“As good as yours any day,” said Jack, with natural indignation. “What use do you make of your eyes? I have always said marrying early was a mistake; but, by Jove, marrying early is better than following every girl about like a dog. Fanny Hardcastle would no more have you than Lady Godiva—”
“How do you know that?” said Keppel, quickly. “Besides—I—don’t—want her to have me,” he added, with deliberation; and thereupon he occupied himself for a long time very elaborately in lighting his cigar.
“It is all very well to tell me that,” said Jack. “You want every one of them, till you have seen the next. But look here, Keppel; take my advice: never look at a woman again for ten years, and then get married off-hand, and you’ll bless me and my good counsel for all the rest of your life.”
“Thank you,” said Keppel. “You don’t say what I’m to do with myself during the ten years; but, Jack, good advice is admirable, only one would like to know that one’s physician healed himself.”
“Physicians never heal themselves; it is an impossibility upon the face of it,” said Jack, calmly. “A doctor is never such an idiot as to treat his own case. Don’t you know that? When I want ghostly counsel, I’ll go to—Mr. Hardcastle. I never attempt to advise myself—”
“You think he’d give Fanny to you,” said Keppel, ruefully, “all for the sake of a little money. I hate moneyed people,—give us another cigar;—but she wouldn’t have you, Jack. I hope I know a little better than that.”

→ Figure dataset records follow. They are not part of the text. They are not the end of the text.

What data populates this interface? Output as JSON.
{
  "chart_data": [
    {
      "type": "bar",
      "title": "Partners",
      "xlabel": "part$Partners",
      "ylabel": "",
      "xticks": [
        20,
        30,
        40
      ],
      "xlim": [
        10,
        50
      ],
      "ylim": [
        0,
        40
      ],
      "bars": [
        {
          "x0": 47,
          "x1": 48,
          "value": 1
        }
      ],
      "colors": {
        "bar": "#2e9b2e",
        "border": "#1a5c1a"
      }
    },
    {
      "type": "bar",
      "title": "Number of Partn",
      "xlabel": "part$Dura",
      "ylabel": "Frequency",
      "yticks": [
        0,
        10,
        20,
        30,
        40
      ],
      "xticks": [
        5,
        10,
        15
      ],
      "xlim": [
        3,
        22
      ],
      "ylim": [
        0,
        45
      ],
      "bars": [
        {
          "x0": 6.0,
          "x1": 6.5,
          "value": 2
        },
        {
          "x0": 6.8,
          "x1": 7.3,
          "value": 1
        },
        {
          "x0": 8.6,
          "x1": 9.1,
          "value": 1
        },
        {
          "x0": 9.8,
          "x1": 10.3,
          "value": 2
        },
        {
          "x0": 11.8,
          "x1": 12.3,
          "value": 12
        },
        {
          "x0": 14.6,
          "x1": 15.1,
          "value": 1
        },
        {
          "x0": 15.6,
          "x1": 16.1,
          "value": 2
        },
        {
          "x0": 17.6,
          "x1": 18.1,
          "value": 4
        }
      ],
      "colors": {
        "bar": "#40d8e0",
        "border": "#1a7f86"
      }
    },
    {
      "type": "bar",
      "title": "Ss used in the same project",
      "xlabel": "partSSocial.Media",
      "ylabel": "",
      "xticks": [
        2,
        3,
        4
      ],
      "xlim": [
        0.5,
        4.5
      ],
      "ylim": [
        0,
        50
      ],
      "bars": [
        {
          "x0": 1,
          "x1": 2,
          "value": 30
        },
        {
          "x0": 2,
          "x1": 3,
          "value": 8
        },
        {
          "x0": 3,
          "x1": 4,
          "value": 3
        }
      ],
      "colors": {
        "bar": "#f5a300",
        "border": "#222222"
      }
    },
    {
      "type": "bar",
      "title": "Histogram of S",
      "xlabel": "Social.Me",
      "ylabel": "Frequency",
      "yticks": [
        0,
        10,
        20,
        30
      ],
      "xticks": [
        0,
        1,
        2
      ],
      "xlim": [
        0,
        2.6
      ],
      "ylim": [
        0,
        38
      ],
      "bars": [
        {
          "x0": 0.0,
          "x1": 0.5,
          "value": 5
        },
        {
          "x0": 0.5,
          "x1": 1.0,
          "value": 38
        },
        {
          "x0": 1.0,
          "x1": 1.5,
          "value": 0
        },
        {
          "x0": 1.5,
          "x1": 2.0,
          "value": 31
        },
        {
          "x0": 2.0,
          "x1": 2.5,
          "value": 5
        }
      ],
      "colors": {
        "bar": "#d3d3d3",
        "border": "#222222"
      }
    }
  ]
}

“So much the better,” said Jack; “nor you either, my boy, unless you come into a fortune. Mr. Hardcastle knows better than that. Are we going to stay here all day? I’ve got something to do up at the house.”
“What have you got to do? I’ll walk up that way with you,” said Keppel, lifting his basket from the grass.
“Well, it is not exactly at the house,” said Jack. “The fact is, I am in no particular hurry; I have somebody to see in the village—that is, on the road to Ridley; let’s walk that way, if you like.”
“Inhospitable, by Jove!” said Keppel. “I believe, after all, what they say must be true.”